Hyphenated open-source is a compound modifierBy contrast, open in “open-source intelligence” is the dictionary meaning of “open”, i.e., “open to or in view of all” or “transparent”. In this case, open-source is a compound modifier/compound adjective with a meaning comparable to “source-viewable”, “source-available”, “source-transparent”.
For compound modifiers, the hyphenation, though not obligatory, is common and can be used to disambiguate. The presence of a head noun like “intelligence” or “journalism” is obligatory for the compound-modifier use of open-source, unlike in lexicalized compounds.
Examples of other compound modifiers + a head noun: “long-term contract”, “single-word modifier”, “high-volume printer”, etc.
ExamplesThere are some examples of the compound-modifier use on Wikipedia where I think the difference between meanings lexicalized compound noun and compound modifier becomes clear:
“Open-source journalism, a close cousin to citizen journalism or participatory journalism, is a term coined in the title of a 1999 article by Andrew Leonard of Salon.com.” (from Wikipedia)
“Open-source intelligence” is intelligence “produced from publicly available information that is collected, exploited, and disseminated in a timely manner to an appropriate audience for the purpose of addressing a specific intelligence requirement” (from Wikipedia)
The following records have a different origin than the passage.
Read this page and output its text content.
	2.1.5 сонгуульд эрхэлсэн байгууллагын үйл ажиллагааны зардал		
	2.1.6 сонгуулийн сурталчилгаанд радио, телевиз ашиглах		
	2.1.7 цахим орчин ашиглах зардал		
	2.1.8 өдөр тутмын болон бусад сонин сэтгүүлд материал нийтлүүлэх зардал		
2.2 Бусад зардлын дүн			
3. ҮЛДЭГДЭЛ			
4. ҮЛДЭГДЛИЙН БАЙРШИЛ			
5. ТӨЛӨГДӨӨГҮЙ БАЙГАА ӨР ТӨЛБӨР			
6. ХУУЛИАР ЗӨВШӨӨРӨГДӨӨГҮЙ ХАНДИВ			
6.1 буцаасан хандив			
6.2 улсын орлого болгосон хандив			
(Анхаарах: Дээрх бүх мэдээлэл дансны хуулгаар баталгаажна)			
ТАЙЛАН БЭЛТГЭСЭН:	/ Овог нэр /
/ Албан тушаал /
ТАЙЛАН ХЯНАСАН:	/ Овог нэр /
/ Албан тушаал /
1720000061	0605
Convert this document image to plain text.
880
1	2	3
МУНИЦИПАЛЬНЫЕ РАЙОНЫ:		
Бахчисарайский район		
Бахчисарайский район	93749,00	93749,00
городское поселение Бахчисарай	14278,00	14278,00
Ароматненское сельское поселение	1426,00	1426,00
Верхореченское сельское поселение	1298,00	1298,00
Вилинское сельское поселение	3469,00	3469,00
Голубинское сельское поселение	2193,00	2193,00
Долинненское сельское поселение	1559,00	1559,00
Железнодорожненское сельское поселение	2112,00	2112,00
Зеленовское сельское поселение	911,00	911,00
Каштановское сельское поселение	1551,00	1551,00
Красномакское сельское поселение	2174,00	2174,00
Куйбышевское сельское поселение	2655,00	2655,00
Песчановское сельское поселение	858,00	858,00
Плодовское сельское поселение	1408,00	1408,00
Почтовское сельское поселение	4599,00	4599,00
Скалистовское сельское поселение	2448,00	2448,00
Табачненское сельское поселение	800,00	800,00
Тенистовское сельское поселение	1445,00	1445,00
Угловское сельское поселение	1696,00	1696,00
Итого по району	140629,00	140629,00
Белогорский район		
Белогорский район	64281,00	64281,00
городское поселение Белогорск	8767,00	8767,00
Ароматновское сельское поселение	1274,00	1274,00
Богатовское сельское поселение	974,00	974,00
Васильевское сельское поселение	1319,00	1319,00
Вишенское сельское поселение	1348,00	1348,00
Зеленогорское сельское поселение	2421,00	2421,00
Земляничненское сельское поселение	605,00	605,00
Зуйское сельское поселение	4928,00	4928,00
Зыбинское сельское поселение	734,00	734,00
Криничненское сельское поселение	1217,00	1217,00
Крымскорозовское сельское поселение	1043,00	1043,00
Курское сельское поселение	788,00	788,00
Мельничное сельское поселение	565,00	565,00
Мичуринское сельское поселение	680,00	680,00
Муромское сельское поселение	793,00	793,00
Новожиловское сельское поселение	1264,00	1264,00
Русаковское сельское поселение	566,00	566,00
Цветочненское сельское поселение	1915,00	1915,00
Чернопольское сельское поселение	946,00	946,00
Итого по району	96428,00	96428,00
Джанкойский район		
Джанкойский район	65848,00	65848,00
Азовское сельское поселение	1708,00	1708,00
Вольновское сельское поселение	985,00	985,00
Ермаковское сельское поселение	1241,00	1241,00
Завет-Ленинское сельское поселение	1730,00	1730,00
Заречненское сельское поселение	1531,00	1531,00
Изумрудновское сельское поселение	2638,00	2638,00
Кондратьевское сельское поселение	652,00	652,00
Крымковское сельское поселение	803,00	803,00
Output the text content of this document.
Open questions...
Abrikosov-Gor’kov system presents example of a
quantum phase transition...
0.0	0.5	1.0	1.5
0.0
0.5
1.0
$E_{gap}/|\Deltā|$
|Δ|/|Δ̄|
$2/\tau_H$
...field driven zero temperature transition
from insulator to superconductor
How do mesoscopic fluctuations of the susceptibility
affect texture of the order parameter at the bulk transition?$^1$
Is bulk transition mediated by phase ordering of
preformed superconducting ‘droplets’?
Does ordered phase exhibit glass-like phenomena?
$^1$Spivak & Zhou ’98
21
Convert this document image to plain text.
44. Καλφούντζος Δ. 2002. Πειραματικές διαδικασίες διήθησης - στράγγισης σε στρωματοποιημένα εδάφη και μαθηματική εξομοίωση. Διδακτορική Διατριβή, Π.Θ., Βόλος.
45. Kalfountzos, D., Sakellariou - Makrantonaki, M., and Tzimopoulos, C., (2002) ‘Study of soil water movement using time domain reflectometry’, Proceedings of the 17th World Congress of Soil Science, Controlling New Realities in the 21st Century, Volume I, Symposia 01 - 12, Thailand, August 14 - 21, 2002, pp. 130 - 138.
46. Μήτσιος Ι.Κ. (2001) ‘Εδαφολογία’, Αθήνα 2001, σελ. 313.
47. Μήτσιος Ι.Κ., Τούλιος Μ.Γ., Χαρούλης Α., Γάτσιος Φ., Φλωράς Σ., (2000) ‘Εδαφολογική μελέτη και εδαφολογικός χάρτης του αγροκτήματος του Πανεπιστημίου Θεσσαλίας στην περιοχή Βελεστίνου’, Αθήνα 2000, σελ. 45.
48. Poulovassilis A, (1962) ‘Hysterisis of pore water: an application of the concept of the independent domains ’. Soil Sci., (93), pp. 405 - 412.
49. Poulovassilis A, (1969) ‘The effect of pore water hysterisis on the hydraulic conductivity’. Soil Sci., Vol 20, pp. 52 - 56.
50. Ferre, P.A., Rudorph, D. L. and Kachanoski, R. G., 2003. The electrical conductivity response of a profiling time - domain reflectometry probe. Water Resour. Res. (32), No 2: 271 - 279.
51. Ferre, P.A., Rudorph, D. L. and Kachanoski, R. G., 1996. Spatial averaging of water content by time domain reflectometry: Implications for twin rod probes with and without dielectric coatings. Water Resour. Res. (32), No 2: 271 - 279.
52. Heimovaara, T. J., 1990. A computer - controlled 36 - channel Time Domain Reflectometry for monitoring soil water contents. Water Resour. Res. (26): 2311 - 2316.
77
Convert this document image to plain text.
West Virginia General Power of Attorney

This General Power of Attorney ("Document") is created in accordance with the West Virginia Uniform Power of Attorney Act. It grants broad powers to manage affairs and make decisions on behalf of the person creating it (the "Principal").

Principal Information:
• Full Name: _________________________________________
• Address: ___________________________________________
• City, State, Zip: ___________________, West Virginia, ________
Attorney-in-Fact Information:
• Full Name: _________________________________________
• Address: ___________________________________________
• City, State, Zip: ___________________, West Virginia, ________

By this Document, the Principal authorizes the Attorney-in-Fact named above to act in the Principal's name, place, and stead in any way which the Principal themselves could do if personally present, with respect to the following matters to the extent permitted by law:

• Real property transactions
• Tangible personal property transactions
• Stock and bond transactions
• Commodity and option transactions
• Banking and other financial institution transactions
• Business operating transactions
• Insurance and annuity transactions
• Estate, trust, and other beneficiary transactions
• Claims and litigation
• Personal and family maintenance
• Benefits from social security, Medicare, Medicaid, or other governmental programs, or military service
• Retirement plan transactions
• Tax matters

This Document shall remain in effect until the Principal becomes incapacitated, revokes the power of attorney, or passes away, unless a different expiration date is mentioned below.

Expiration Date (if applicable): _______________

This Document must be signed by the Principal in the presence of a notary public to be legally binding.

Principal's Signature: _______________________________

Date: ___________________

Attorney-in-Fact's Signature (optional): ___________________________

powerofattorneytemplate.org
In these examples open-source is clearly referring to transparent, viewable-to-all sources and not to something like ‘guaranteeing user freedoms’. Moreover, my intuition for these latter examples is that removing the hyphen would change the meaning, however subtle it may be, and the change could make the original sentences incoherent (without implicit internal modification while reading):
- “open source journalism” would refer to journalism about open source software (in sense I above), not transparent, participatory journalism;
- “open source intelligence” would refer to intelligence about open source software (in sense I above, whatever that would mean!), not intelligence from publicly available information.
If that explanation still doesn’t convince you, we invoke the rules of branding and “pull a Twitter”, who vandalized English with their Who To Follow : we say no hyphen!
Luckily others have already adopted the “no hyphen” camp, like the CNCF style guide. Debate closed.
If you like debates, let’s talk about capitalization: OSI in its guidelines chose to always capitalize Open Source because it is a proper noun with a specific definition. Which camp are you on?